Developed by Konami
Published by Konami
Directed by Hideo Kojima
Released on PC, Saturn, PS1, 3D0
If my co-host wrote an essay about Policenauts it seems only fair that I, the guy that actually played it, should also write one. About 60% through the game, I deleted my save file. The Sega Saturn memory bank is linked to the watch battery that checks the internal clock. Even after the internal clock battery dies it is still a closed circuit to the save files. Remove the battery the save files disappear. There went my save.
I had spent 80% of that 60% playthrough complaining about the game. The sexism was horrible. Why was there even an option to grab every female NPC’s boobs. Why did Jonathan Ingrams go from morose to City Hunter horn-dog trying to scope some panties. Yeesh.
Why did the English-translation apparently add a bunch of cursing?
How did an astronaut lost in space for 25 years dethawed and brought back to Earth not swarm in fame? Why did none of his partners or ex-wife even visit him? How did he end up being a slum detective in the ruins of Neo Angeles?
This is a Kojima game though. An early one, but a Kojima game. You get plenty of real and fake science about space travel. You get an excerpt on the first Japanese person in space. Did you know those that grew up in space had a calcium deficiency. This is an author who grew up with City Hunter, Gundam, and Lethal Weapon.
Lethal Weapon is a hell of a movie. The sequels are various levels of a joke. Lethal Weapon has themes and ideas and a premise. It ends with a water soaked pointless fist-fight. It’s a Christmas movie. It’s a Vietnam movie. It’s rich in identity and themes.

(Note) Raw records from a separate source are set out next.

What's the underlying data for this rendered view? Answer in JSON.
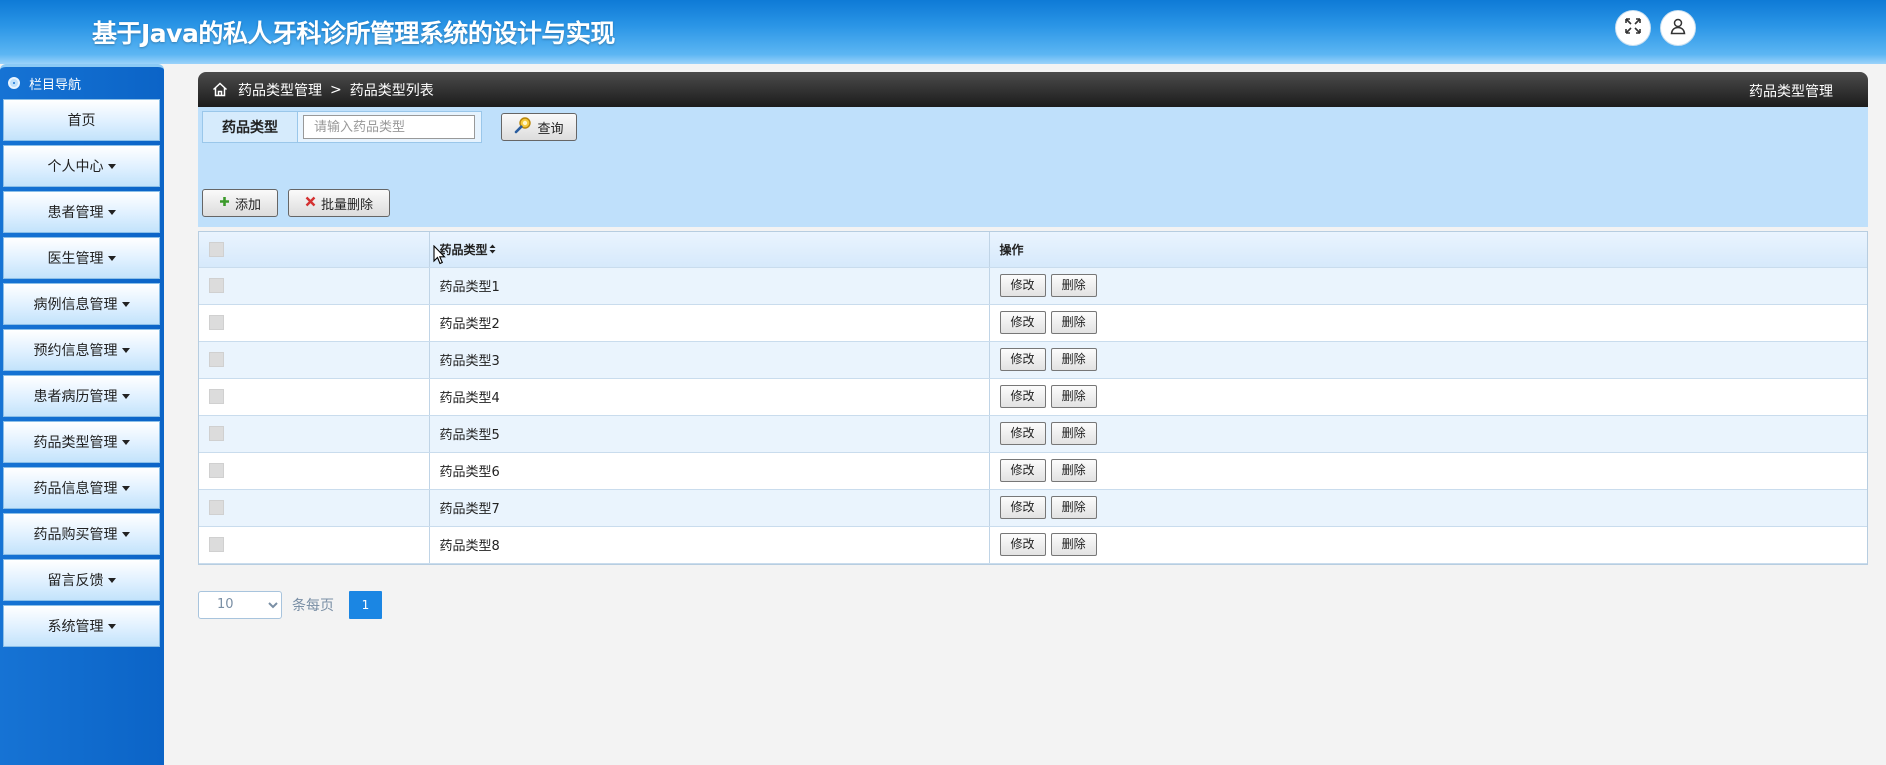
{
  "app": {
    "title": "基于Java的私人牙科诊所管理系统的设计与实现",
    "header_icons": [
      "expand-icon",
      "user-icon"
    ]
  },
  "sidebar": {
    "heading": "栏目导航",
    "items": [
      {
        "label": "首页",
        "has_caret": false
      },
      {
        "label": "个人中心",
        "has_caret": true
      },
      {
        "label": "患者管理",
        "has_caret": true
      },
      {
        "label": "医生管理",
        "has_caret": true
      },
      {
        "label": "病例信息管理",
        "has_caret": true
      },
      {
        "label": "预约信息管理",
        "has_caret": true
      },
      {
        "label": "患者病历管理",
        "has_caret": true
      },
      {
        "label": "药品类型管理",
        "has_caret": true
      },
      {
        "label": "药品信息管理",
        "has_caret": true
      },
      {
        "label": "药品购买管理",
        "has_caret": true
      },
      {
        "label": "留言反馈",
        "has_caret": true
      },
      {
        "label": "系统管理",
        "has_caret": true
      }
    ]
  },
  "breadcrumb": {
    "parent": "药品类型管理",
    "separator": ">",
    "current": "药品类型列表",
    "right_title": "药品类型管理"
  },
  "search": {
    "label": "药品类型",
    "value": "",
    "placeholder": "请输入药品类型",
    "query_button": "查询"
  },
  "actions": {
    "add": "添加",
    "batch_delete": "批量删除"
  },
  "table": {
    "columns": [
      "",
      "药品类型",
      "操作"
    ],
    "rows": [
      {
        "type": "药品类型1"
      },
      {
        "type": "药品类型2"
      },
      {
        "type": "药品类型3"
      },
      {
        "type": "药品类型4"
      },
      {
        "type": "药品类型5"
      },
      {
        "type": "药品类型6"
      },
      {
        "type": "药品类型7"
      },
      {
        "type": "药品类型8"
      }
    ],
    "edit_label": "修改",
    "delete_label": "删除"
  },
  "pagination": {
    "page_size": "10",
    "per_page_label": "条每页",
    "current_page": "1"
  },
  "colors": {
    "header": "#1f8be0",
    "sidebar": "#0f6bcf",
    "search_bg": "#bfe0fb",
    "page_active": "#1b86e3"
  }
}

Policenauts wants to be some form of Lethal Weapon or a noir or a police story set in space. It’s messy and made messier by the above hideous sexual assault that follows Hideo Kojima’s works like black mold. Here I am trying to say anything else about the work but keep returning it. Let’s try again.
My co-host already hammered out the noir imagery. So let’s get into the Lethal Weapon imagery. Jonathan Ingrams is Mel Gibson. Ed Brown is Danny Glover. They also mix Ed Brown with Reginald VelJohnson from Die Hard. He had a traumatic experience with a gun outside of also being an astronaut who then ended up a beat cop on the space station he help mold. Jonathan is dealing with, I guess, coming out of being dead for 25 years and no one caring.
His ex-wife meets him and then is murdered by a mysterious android. He then meet a mysterious android on the spaceship to the Space Colony hehelped found and where his wife lived. Are these related? Well the android is opposite Jonathan on the disc. You then can get some information about no need for bras in space. Thanks. I needed that.
I’m just describing the plot. I don’t need to do that. Here. I say Visual Novels are the worst way to read a anime. Now that anime is a text website. It is almost the same experience as playing the game, and will take a fraction of the time. That longplay is probably less gross than the game.
But for all of it’s horndog-ness, this is a visual novel with no moe characters (though the women do betray their own character for femi-I’M DOING IT AGAIN.). This is mostly an “adult” story about two cops trying to solve a mysterious case. Leads go cold. You see clues before you know they are clues. Eventually you shooting a bunch of guys in lightgun segments. Which note on that. You’re just trying to deal enough damage to the target so go absolutely crazy with that fire button and don’t try to play it like a lightgun game.
Wow am I telling you to play this game? I don’t think so. Ed and Jonathan are the only real characters. For their well-roundness how everyone else is cliche’d grinds. There are good moments for both of them. Their ending is good, and then there is a final hammer in Hideo Kojima can’t write women characters.
I restarted the game after my save got deleted. For it’s faults and problems, it provided comfort food. My Japanese level was right for it being challenging to parse the ?pseudo?medical-science mumbo-jumbo and fully understand the story beats. I could unwind with it in a way that almost any other Visual Novel would have someone screaming Goshujin-sama and my eyes rolling back to stare at my brain shrinking. For that it is a rarity. “I could just watch Lethal Weapon again,” I think. This is not Lethal Weapon or a Sci-Fi story. It’s a police story you can enjoy if you can somehow turn off any feminist critic. hmm.